Did the Government score a Goal?
As the Government rolled out the Budget, mixed reactions are seen within the VC and PE community. While those who focus more on the capital market side of the business are relishing, the folks who do more activity on the private side (including PE houses) do not have much to cheer. The Real Estate and Infrastructure funds have joined the party.
One should give due credit to the Finance Minister for making a few bold announcements with the underlying theme of providing clarity and removing uncertainty with regard to the tax laws. However, there are a few pockets where the expectations have not been met.
There has been a flurry of announcements from a policy perspective. The Finance Ministry is in the process of ongoing consultations with all the stakeholders on the enactment of the Indian Financial Code and reports of the Financial Sector Legislative Reforms Commission (FSLRC) which will now be completed.
A time bound programme called Financial Inclusion Mission will be launched on 15 August this year with focus on the weaker sections of the society.
With specific focus on the MSME sector, a INR 10,000 crore fund will be set up to act as a catalyst to attract private Capital by way of providing equity , quasi equity, soft loans and other risk capital for start-up companies with suitable tax incentives to participating private funds.
Some of the major asks from the tax payers and investors have not been met. These mainly include the deferment of GAAR (General Anti Avoidance Rules) and clarity on taxation of indirect transfer of shares, though, there has been a mention about a Committee being formed to look at the later issue.
There was a clear expectation that GAAR would be deferred if not diluted. However, the provisions have not been touched with the result that as per the law as it stands today, these provisions will trigger from 1 April 2015.
In the case of FIIs it has been clarified that any income earned by them from transfer of security will be characterized as capital gains for tax purposes. This shuts the window of such income being regarded as ‘business income’ as there was a view prevailing that such income should not be taxed in the absence of a Permanent Establishment in India.
From an investment perspective, a significant change which has been proposed is the recast of the holding period for the purpose of determining long term capital gains. Thus, sale of shares of an unlisted company will be considered as long term only if the period of holding exceeds 36 months as against 12 months as applicable currently. Thus, sale of shares of portfolio companies will trigger a higher tax rate if these are sold within 36 months assuming that the treaty benefit is not available in such cases. Similarly, in the case of debt oriented mutual fund, the period also stands extended to 36 months.

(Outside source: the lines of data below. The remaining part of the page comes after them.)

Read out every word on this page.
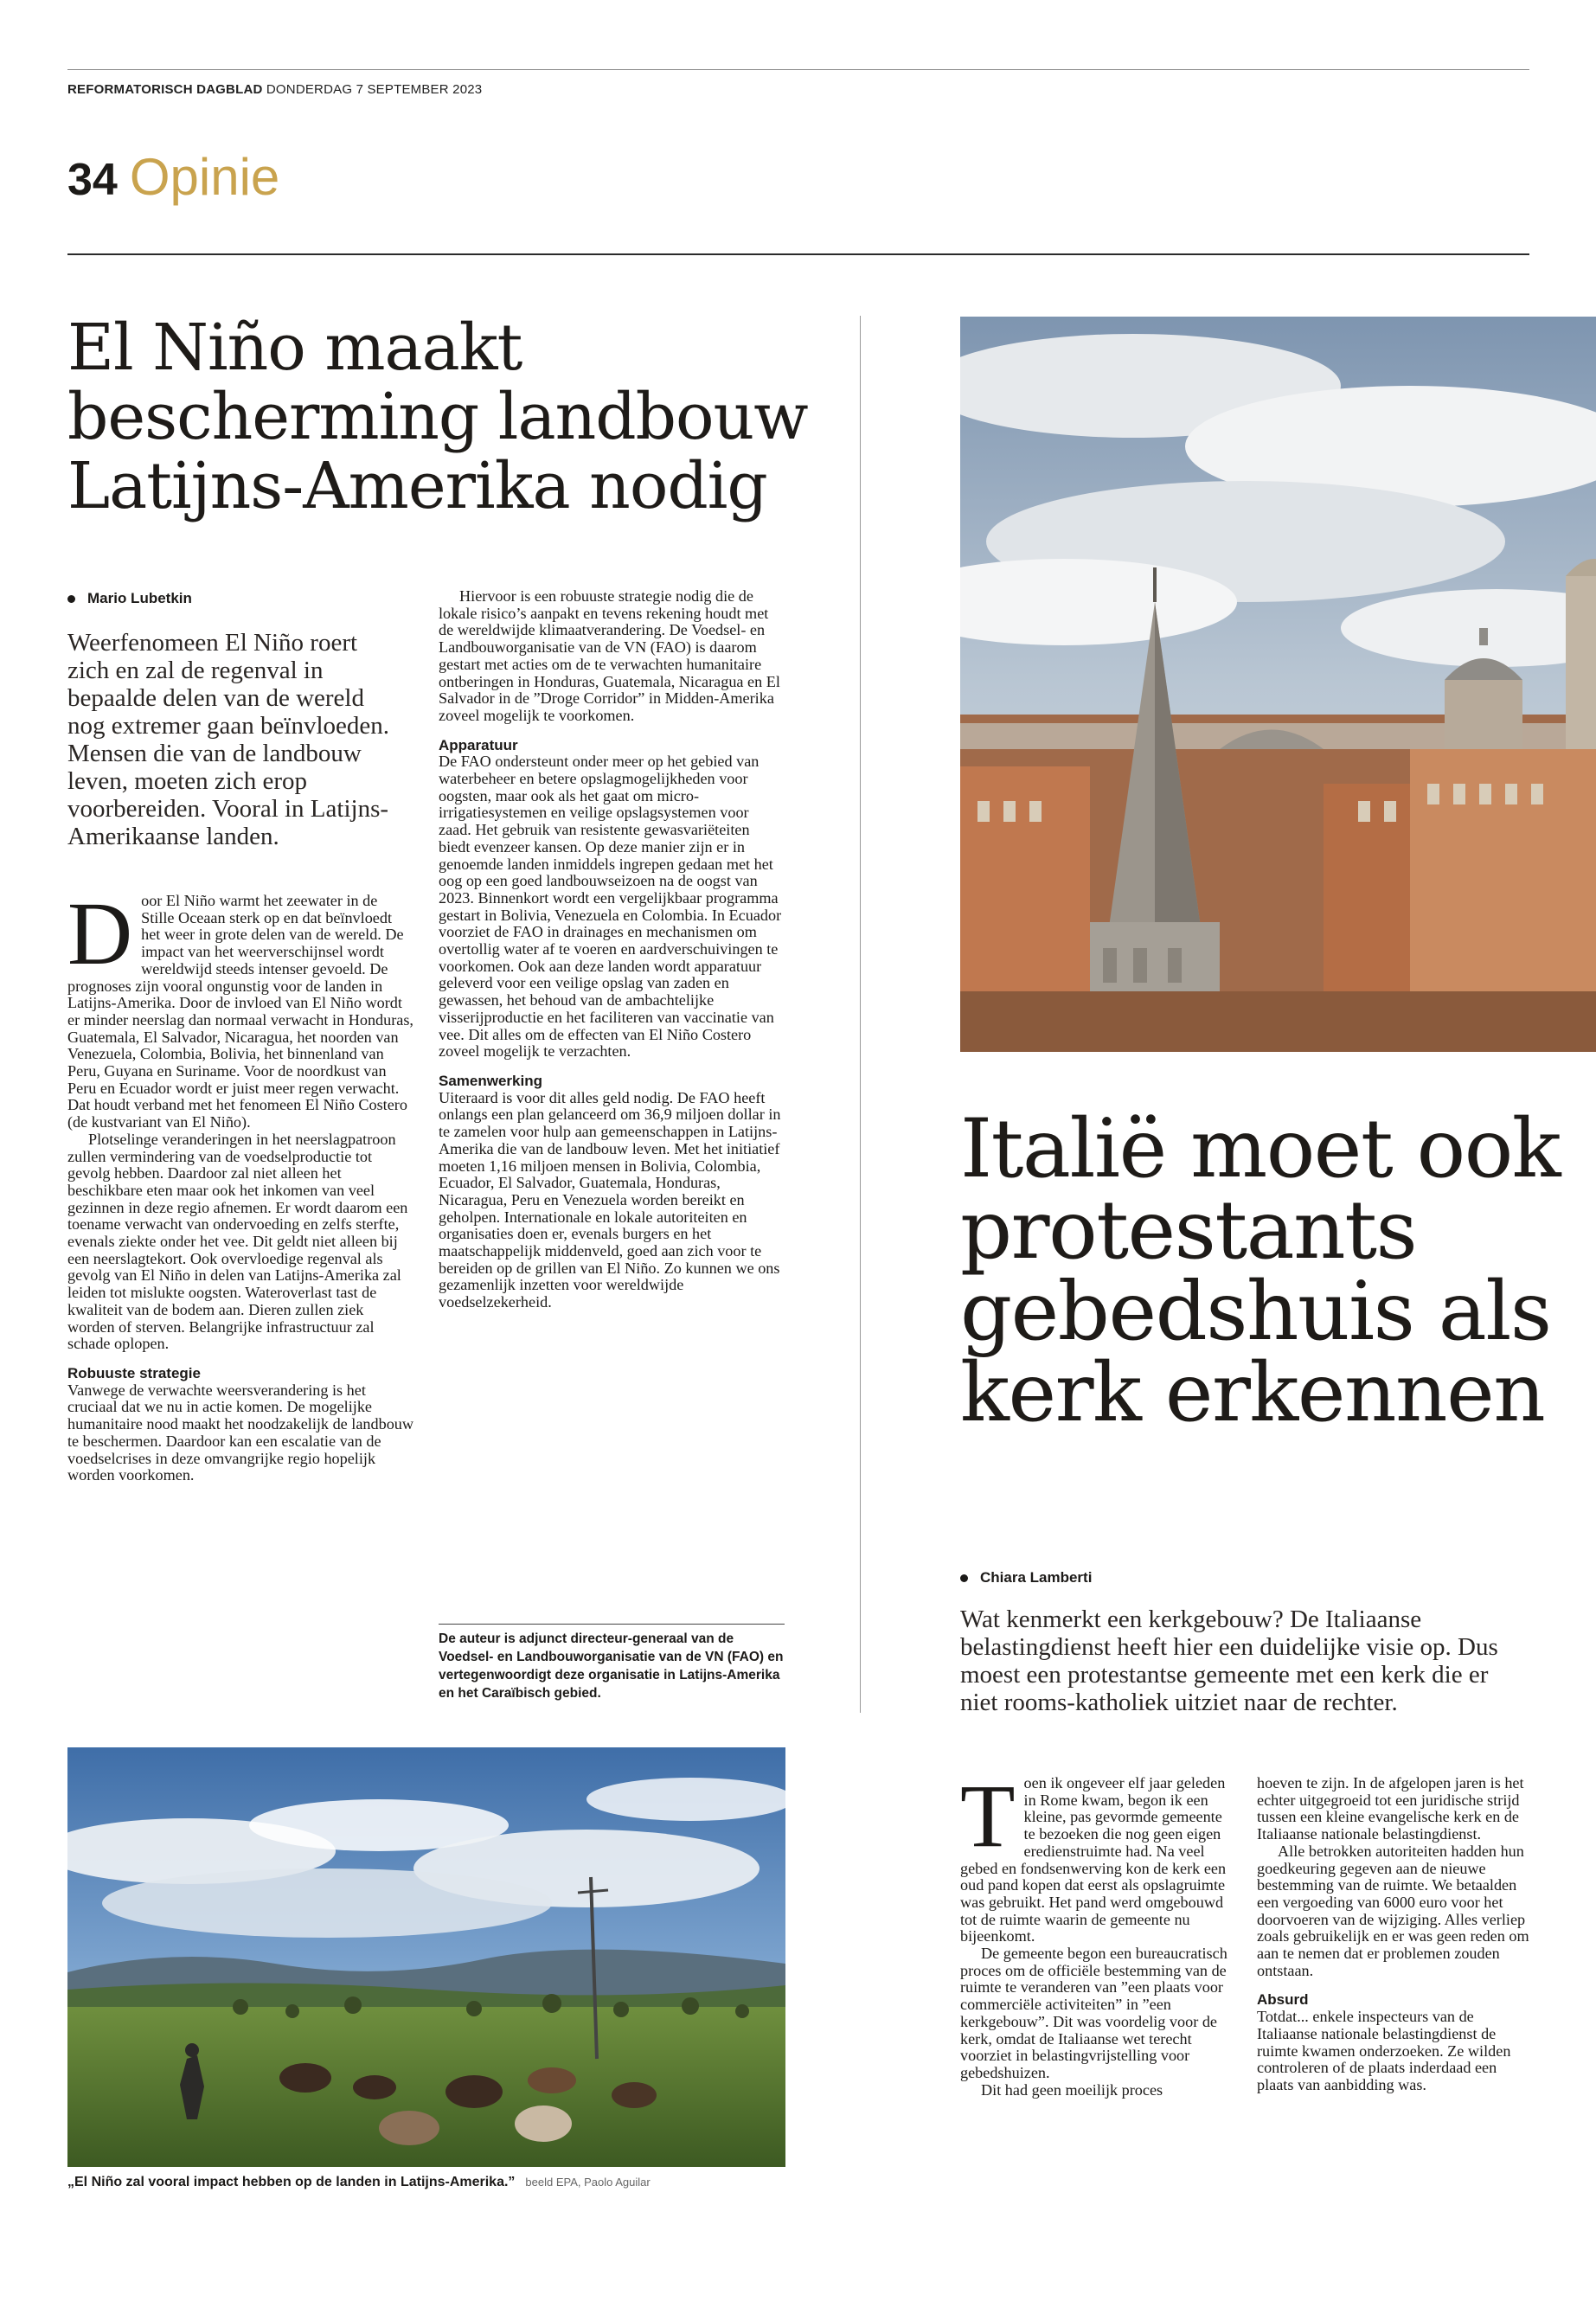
REFORMATORISCH DAGBLAD DONDERDAG 7 SEPTEMBER 2023
34 Opinie
El Niño maakt bescherming landbouw Latijns-Amerika nodig
Mario Lubetkin
Weerfenomeen El Niño roert zich en zal de regenval in bepaalde delen van de wereld nog extremer gaan beïnvloeden. Mensen die van de landbouw leven, moeten zich erop voorbereiden. Vooral in Latijns-Amerikaanse landen.

Door El Niño warmt het zeewater in de Stille Oceaan sterk op en dat beïnvloedt het weer in grote delen van de wereld. De impact van het weerverschijnsel wordt wereldwijd steeds intenser gevoeld. De prognoses zijn vooral ongunstig voor de landen in Latijns-Amerika. Door de invloed van El Niño wordt er minder neerslag dan normaal verwacht in Honduras, Guatemala, El Salvador, Nicaragua, het noorden van Venezuela, Colombia, Bolivia, het binnenland van Peru, Guyana en Suriname. Voor de noordkust van Peru en Ecuador wordt er juist meer regen verwacht. Dat houdt verband met het fenomeen El Niño Costero (de kustvariant van El Niño).

Plotselinge veranderingen in het neerslagpatroon zullen vermindering van de voedselproductie tot gevolg hebben. Daardoor zal niet alleen het beschikbare eten maar ook het inkomen van veel gezinnen in deze regio afnemen. Er wordt daarom een toename verwacht van ondervoeding en zelfs sterfte, evenals ziekte onder het vee. Dit geldt niet alleen bij een neerslagtekort. Ook overvloedige regenval als gevolg van El Niño in delen van Latijns-Amerika zal leiden tot mislukte oogsten. Wateroverlast tast de kwaliteit van de bodem aan. Dieren zullen ziek worden of sterven. Belangrijke infrastructuur zal schade oplopen.

Robuuste strategie

Vanwege de verwachte weersverandering is het cruciaal dat we nu in actie komen. De mogelijke humanitaire nood maakt het noodzakelijk de landbouw te beschermen. Daardoor kan een escalatie van de voedselcrises in deze omvangrijke regio hopelijk worden voorkomen.

Hiervoor is een robuuste strategie nodig die de lokale risico’s aanpakt en tevens rekening houdt met de wereldwijde klimaatverandering. De Voedsel- en Landbouworganisatie van de VN (FAO) is daarom gestart met acties om de te verwachten humanitaire ontberingen in Honduras, Guatemala, Nicaragua en El Salvador in de ”Droge Corridor” in Midden-Amerika zoveel mogelijk te voorkomen.

Apparatuur

De FAO ondersteunt onder meer op het gebied van waterbeheer en betere opslagmogelijkheden voor oogsten, maar ook als het gaat om micro-irrigatiesystemen en veilige opslagsystemen voor zaad. Het gebruik van resistente gewasvariëteiten biedt evenzeer kansen. Op deze manier zijn er in genoemde landen inmiddels ingrepen gedaan met het oog op een goed landbouwseizoen na de oogst van 2023. Binnenkort wordt een vergelijkbaar programma gestart in Bolivia, Venezuela en Colombia. In Ecuador voorziet de FAO in drainages en mechanismen om overtollig water af te voeren en aardverschuivingen te voorkomen. Ook aan deze landen wordt apparatuur geleverd voor een veilige opslag van zaden en gewassen, het behoud van de ambachtelijke visserijproductie en het faciliteren van vaccinatie van vee. Dit alles om de effecten van El Niño Costero zoveel mogelijk te verzachten.

Samenwerking

Uiteraard is voor dit alles geld nodig. De FAO heeft onlangs een plan gelanceerd om 36,9 miljoen dollar in te zamelen voor hulp aan gemeenschappen in Latijns-Amerika die van de landbouw leven. Met het initiatief moeten 1,16 miljoen mensen in Bolivia, Colombia, Ecuador, El Salvador, Guatemala, Honduras, Nicaragua, Peru en Venezuela worden bereikt en geholpen. Internationale en lokale autoriteiten en organisaties doen er, evenals burgers en het maatschappelijk middenveld, goed aan zich voor te bereiden op de grillen van El Niño. Zo kunnen we ons gezamenlijk inzetten voor wereldwijde voedselzekerheid.

De auteur is adjunct directeur-generaal van de Voedsel- en Landbouworganisatie van de VN (FAO) en vertegenwoordigt deze organisatie in Latijns-Amerika en het Caraïbisch gebied.
„El Niño zal vooral impact hebben op de landen in Latijns-Amerika.” beeld EPA, Paolo Aguilar
Italië moet ook protestants gebedshuis als kerk erkennen
Chiara Lamberti
Wat kenmerkt een kerkgebouw? De Italiaanse belastingdienst heeft hier een duidelijke visie op. Dus moest een protestantse gemeente met een kerk die er niet rooms-katholiek uitziet naar de rechter.

Toen ik ongeveer elf jaar geleden in Rome kwam, begon ik een kleine, pas gevormde gemeente te bezoeken die nog geen eigen eredienstruimte had. Na veel gebed en fondsenwerving kon de kerk een oud pand kopen dat eerst als opslagruimte was gebruikt. Het pand werd omgebouwd tot de ruimte waarin de gemeente nu bijeenkomt.

De gemeente begon een bureaucratisch proces om de officiële bestemming van de ruimte te veranderen van ”een plaats voor commerciële activiteiten” in ”een kerkgebouw”. Dit was voordelig voor de kerk, omdat de Italiaanse wet terecht voorziet in belastingvrijstelling voor gebedshuizen.

Dit had geen moeilijk proces

hoeven te zijn. In de afgelopen jaren is het echter uitgegroeid tot een juridische strijd tussen een kleine evangelische kerk en de Italiaanse nationale belastingdienst.

Alle betrokken autoriteiten hadden hun goedkeuring gegeven aan de nieuwe bestemming van de ruimte. We betaalden een vergoeding van 6000 euro voor het doorvoeren van de wijziging. Alles verliep zoals gebruikelijk en er was geen reden om aan te nemen dat er problemen zouden ontstaan.

Absurd

Totdat... enkele inspecteurs van de Italiaanse nationale belastingdienst de ruimte kwamen onderzoeken. Ze wilden controleren of de plaats inderdaad een plaats van aanbidding was.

By rejigging the method of computing the dividend distribution tax, it has caused an increase in the effective tax rates when one looks at distribution of profits to the shareholders.
As part of the overall prioritization towards the Infrastructure sector, the Government has made handsome announcements with regard to Invit (Infrastructure Investment Trusts) and Reits (Real Estate Investment Trust). It is expected that the draft regulations will be notified by SEBI soon. While these vehicles have been granted pass through status they does not appear to be a ‘full pass through’. These trusts will be liable to pay capital gains tax at the applicable rates.
One of the significant proposals from a compliance perspective is that Venture Capital Funds, Venture Capital Companies, Mutual Funds, Securitisation Trusts, Business Trusts will not be mandatorily required to file their tax returns.
While all expectations of the VC/PE community do not seem to be met, some of the announcements do sound extremely promising for the future. It is also amply clear that the Government has set the stage for an overall development of the country with growth galloping towards winning the World Cup – making of India as one of the matured economies of the world.